Ce sont dans les sous-sols de l’établissement que les différentes salles d’archives se trouvent - © Léa Gerakos
Ce sont dans les sous-sols de l’établissement que les différentes salles d’archives se trouvent - © Léa Gerakos

Quelle évolution du métier à l’ère du numérique ?

Contrairement aux idées reçues, « nous ne sommes pas que dans nos vieux papiers, notre poussière et nos sous-sols. Nous évoluons en même temps que la technique qui permet de créer des documents », souligne Anne Fernandez.

« La numérisation des archives fait partie des préoccupations récurrentes aujourd’hui, rapporte Anne Fernandez. Le numérique facilite la recherche, car il offre des possibilités techniques permettant d’aller plus vite que du feuille à feuille », reconnait-elle.

Un vrac numérique comme un vrac papier doivent être rangés

Une solution qui ne présente néanmoins pas que des avantages. « Aujourd’hui, nous avons l’impression de pouvoir remplir des espaces et des espaces numériques alors que la question reste la même : des serveurs dans des salles refroidies où sont entassées des données… Il y a un enjeu écologique déjà d’une part, et d’autre part, les mêmes règles s’appliquent pour un vrac numérique comme pour un vrac papier, ils doivent être rangés pour entrer en salle d’archives si l’on souhaite pouvoir retrouver des informations. » Le cœur des missions de l’archiviste demeurent donc, au format papier comme numérique.

Le parcours d’Anne Fernandez

C’est lors de son DUT en information communication qu’Anne Fernandez découvre l’univers de la documentation, une révélation pour l’étudiante. Après un stage aux archives municipales de Toulouse puis des vacations dans plusieurs établissements publics, elle se spécialise lors de son master ingénierie documentaire option archives en 2009 à l'Université Toulouse 2 - Jean Jaurès.

Après avoir été contractuelle à la Cité administrative de la ville rose où elle a travaillé dans les caves et les services de la mairie, elle intègre l’Université Toulouse Capitole en 2010 comme archiviste et y découvre le fonctionnement administratif dans le supérieur. Mais Anne Fernandez ne s’arrête pas là et passe le concours de recrutement des Ingénieurs et personnels techniques, de recherche et de formation (ITRF), un succès qui lui confère une titularisation en tant que « chargée d’archives ».

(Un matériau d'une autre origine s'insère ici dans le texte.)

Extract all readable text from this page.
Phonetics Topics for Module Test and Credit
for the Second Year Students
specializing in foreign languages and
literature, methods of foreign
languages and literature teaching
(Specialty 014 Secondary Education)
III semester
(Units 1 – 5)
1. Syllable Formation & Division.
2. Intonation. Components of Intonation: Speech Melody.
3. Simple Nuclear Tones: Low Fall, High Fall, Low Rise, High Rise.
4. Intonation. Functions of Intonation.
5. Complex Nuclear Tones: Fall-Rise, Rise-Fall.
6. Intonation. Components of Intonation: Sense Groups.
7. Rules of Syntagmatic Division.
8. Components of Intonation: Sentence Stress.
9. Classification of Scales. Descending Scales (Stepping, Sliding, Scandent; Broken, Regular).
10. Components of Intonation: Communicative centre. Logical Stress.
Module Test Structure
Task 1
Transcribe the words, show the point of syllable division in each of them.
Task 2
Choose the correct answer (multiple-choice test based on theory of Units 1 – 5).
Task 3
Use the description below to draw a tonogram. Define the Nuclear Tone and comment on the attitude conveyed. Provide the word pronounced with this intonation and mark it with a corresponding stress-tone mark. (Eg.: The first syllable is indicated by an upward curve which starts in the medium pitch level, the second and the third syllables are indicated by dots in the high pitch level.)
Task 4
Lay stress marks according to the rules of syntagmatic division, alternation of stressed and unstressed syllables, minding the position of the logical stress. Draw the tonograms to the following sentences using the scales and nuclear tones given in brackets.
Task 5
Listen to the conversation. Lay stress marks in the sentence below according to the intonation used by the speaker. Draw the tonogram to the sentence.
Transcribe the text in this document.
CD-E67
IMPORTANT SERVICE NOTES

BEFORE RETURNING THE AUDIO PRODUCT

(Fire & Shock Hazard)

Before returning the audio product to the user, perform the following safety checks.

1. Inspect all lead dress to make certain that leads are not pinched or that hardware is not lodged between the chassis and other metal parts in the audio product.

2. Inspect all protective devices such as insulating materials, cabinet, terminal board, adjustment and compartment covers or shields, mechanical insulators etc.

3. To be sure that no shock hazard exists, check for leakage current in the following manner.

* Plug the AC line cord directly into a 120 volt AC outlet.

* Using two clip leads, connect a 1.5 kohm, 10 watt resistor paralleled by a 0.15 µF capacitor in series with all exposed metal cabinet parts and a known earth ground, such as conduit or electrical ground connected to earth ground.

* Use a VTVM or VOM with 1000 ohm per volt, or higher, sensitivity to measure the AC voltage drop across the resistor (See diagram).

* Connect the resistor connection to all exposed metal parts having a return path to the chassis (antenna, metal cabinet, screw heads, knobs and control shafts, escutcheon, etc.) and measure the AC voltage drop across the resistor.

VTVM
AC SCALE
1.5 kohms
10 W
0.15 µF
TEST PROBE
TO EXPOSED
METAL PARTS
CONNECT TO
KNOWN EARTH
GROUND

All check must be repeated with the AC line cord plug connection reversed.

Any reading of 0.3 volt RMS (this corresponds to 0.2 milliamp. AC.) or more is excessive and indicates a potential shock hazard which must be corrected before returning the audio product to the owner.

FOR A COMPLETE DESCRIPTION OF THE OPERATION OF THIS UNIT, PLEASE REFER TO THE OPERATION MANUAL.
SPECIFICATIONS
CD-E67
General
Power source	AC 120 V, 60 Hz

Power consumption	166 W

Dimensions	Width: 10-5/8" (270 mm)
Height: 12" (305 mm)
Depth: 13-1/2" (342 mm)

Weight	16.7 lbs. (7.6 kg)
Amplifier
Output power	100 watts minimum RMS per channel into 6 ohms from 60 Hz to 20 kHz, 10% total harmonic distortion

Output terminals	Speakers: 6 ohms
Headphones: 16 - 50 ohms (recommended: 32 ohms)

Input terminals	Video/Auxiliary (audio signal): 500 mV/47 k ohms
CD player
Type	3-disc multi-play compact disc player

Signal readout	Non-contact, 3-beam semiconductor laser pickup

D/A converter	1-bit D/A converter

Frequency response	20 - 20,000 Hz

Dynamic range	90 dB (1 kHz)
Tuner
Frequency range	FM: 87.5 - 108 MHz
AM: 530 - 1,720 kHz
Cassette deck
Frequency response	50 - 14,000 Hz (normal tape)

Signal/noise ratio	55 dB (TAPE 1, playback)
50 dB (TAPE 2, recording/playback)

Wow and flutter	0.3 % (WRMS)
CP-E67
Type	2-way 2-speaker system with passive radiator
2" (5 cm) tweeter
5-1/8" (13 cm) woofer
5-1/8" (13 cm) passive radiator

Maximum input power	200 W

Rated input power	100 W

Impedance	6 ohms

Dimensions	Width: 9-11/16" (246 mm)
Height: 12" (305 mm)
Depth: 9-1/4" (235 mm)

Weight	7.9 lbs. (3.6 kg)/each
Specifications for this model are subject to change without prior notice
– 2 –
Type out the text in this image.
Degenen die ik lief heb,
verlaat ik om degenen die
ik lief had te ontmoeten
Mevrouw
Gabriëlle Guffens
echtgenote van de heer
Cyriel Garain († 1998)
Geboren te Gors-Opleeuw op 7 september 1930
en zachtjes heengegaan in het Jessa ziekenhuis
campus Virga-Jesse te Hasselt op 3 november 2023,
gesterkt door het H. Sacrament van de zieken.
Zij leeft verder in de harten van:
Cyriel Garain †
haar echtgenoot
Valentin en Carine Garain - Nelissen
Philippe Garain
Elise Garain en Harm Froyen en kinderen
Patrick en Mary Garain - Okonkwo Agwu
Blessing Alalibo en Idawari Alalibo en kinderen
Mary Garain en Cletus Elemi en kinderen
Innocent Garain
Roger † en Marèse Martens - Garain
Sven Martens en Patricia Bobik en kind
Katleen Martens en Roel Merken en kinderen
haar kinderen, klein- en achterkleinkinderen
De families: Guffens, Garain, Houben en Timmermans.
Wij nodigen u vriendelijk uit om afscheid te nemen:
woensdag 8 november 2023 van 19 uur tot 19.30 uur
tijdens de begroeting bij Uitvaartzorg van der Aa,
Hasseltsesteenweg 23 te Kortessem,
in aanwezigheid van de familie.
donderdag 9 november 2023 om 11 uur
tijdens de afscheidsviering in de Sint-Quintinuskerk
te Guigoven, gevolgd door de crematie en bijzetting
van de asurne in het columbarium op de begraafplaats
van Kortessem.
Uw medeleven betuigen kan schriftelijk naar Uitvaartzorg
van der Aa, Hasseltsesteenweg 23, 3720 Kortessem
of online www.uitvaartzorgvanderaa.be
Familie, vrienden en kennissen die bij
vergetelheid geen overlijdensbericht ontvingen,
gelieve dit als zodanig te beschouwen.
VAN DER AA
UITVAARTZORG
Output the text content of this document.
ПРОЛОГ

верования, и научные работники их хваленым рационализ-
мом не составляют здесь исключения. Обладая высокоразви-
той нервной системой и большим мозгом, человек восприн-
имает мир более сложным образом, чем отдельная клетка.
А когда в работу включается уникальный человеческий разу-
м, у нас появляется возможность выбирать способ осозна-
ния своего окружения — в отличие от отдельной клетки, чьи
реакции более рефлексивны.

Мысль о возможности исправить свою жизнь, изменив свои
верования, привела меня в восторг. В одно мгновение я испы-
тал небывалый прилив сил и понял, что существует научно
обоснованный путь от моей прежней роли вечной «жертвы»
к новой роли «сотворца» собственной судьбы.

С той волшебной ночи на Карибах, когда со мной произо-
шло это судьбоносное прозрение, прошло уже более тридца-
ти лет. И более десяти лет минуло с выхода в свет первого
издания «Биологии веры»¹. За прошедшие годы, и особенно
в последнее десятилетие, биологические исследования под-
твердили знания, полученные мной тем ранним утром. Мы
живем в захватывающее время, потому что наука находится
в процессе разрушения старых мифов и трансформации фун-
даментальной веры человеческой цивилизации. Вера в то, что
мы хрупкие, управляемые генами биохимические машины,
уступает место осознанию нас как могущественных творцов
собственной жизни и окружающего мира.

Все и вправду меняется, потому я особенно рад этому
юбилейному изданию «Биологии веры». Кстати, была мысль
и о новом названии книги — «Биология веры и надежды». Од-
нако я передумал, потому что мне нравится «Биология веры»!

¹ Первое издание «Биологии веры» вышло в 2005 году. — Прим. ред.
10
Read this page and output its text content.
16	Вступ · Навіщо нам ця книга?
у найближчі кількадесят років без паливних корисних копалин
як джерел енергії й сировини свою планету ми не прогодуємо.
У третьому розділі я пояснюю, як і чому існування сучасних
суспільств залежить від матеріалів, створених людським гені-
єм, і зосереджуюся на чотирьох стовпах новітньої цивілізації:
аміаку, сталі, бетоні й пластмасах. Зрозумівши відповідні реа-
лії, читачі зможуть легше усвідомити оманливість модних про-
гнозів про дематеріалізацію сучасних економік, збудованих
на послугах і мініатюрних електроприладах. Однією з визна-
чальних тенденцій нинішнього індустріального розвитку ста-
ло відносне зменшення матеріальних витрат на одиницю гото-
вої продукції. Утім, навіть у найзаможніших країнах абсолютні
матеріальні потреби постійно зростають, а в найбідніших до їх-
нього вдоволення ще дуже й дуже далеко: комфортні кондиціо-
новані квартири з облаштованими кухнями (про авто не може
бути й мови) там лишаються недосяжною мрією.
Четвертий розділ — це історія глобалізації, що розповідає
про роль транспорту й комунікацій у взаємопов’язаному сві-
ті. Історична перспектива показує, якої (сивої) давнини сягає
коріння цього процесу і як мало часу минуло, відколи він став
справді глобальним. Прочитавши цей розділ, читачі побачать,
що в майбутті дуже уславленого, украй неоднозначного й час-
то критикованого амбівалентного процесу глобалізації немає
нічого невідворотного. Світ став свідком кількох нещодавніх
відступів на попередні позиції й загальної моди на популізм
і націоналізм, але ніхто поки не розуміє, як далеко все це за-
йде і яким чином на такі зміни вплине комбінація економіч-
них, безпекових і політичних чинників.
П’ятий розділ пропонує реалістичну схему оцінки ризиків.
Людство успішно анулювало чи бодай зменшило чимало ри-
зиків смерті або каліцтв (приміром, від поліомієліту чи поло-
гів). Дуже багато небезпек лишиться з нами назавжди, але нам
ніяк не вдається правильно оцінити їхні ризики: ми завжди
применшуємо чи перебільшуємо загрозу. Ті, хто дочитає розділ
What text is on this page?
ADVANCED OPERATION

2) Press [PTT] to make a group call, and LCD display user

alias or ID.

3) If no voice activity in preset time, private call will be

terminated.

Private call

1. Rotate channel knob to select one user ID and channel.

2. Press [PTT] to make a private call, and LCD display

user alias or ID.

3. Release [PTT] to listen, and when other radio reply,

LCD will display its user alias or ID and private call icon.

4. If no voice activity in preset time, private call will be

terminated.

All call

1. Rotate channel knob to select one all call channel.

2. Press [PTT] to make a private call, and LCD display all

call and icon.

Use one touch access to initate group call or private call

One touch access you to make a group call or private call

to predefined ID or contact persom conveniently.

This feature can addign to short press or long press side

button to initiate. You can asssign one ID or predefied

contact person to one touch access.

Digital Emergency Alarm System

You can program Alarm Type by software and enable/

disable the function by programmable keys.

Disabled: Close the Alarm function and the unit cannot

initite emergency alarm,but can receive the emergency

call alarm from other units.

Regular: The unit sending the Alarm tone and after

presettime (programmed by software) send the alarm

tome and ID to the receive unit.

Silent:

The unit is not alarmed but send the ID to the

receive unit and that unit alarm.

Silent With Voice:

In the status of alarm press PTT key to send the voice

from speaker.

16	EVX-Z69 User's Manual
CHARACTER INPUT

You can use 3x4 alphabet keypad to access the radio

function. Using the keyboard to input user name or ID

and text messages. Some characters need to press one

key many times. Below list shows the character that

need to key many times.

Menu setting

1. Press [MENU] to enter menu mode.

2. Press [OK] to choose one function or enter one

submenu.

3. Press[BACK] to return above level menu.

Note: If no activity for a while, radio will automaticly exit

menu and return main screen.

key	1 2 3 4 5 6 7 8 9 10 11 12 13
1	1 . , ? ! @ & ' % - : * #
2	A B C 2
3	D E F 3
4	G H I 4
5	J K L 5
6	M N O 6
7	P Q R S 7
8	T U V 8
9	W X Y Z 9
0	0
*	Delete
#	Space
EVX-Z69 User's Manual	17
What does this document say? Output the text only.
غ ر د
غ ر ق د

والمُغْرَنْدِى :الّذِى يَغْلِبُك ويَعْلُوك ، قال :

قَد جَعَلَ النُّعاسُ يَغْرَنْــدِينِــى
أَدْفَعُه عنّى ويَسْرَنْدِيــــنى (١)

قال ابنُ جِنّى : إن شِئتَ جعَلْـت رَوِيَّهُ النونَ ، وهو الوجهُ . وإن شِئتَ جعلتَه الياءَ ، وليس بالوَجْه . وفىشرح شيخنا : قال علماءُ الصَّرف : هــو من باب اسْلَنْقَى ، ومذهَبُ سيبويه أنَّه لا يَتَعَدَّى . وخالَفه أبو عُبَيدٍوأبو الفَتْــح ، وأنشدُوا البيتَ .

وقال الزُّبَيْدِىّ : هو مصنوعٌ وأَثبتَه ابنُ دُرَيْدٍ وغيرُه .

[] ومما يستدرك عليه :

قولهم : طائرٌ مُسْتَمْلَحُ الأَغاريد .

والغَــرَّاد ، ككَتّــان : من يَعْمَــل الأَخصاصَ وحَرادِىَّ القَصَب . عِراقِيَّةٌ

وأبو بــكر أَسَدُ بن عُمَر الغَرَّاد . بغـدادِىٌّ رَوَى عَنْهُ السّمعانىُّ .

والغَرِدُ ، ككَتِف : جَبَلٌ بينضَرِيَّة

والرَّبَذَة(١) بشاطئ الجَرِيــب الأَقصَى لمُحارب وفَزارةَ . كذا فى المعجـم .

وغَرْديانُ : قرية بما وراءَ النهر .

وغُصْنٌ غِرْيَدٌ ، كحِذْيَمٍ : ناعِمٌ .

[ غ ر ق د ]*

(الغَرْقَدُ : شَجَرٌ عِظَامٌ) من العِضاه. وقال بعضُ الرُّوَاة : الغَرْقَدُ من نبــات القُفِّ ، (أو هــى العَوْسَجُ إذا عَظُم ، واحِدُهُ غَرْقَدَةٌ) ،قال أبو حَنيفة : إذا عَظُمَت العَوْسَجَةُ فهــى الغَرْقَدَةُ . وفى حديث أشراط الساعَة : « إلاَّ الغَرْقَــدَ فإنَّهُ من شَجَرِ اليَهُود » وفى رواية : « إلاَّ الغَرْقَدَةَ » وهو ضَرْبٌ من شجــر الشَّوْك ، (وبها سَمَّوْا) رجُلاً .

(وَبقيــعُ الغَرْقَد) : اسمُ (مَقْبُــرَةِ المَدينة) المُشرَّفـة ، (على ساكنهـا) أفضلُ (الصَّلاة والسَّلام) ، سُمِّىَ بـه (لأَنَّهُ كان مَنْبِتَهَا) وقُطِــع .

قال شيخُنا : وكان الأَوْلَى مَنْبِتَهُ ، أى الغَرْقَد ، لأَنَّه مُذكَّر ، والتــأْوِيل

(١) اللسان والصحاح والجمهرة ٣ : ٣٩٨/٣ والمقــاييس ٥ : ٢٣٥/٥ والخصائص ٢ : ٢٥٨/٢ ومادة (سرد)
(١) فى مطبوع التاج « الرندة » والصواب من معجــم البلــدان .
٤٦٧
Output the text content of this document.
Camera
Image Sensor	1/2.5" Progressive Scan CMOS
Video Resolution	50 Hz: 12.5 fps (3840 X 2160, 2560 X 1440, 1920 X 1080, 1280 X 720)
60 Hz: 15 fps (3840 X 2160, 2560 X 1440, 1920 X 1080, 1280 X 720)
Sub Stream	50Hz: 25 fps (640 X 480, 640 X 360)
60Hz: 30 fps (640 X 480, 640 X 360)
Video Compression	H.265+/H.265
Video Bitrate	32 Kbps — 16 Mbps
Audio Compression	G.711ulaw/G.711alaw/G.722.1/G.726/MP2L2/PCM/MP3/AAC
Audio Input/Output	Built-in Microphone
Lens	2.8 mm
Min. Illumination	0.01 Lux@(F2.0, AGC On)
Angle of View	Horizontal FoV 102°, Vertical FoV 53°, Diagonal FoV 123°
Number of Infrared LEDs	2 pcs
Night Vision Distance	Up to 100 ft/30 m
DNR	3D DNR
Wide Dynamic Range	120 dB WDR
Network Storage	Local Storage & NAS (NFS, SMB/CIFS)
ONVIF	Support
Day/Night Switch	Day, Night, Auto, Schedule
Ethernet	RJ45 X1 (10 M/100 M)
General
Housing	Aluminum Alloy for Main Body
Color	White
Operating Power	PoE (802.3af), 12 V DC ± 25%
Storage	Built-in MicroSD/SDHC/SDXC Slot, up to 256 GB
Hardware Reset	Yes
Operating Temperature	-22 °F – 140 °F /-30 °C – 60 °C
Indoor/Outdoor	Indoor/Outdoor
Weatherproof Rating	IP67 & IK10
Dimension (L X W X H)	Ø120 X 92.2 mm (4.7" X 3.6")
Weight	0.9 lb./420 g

Après un détour par les archives des affaires juridiques générales et des archives de l'Université Jean Moulin Lyon 3 où elle est responsable du service archives de 2013 à 2015, Anne Fernandez retourne à l’Université Toulouse Capitole : « Je savais que je voulais travailler dans l’enseignement supérieur. Nous sommes au cœur de la construction de l’histoire et je trouve ça passionnant », explique-t-elle.

En octobre, elle voguera vers de nouvelles aventures aux Archives départementales de la Haute-Garonne.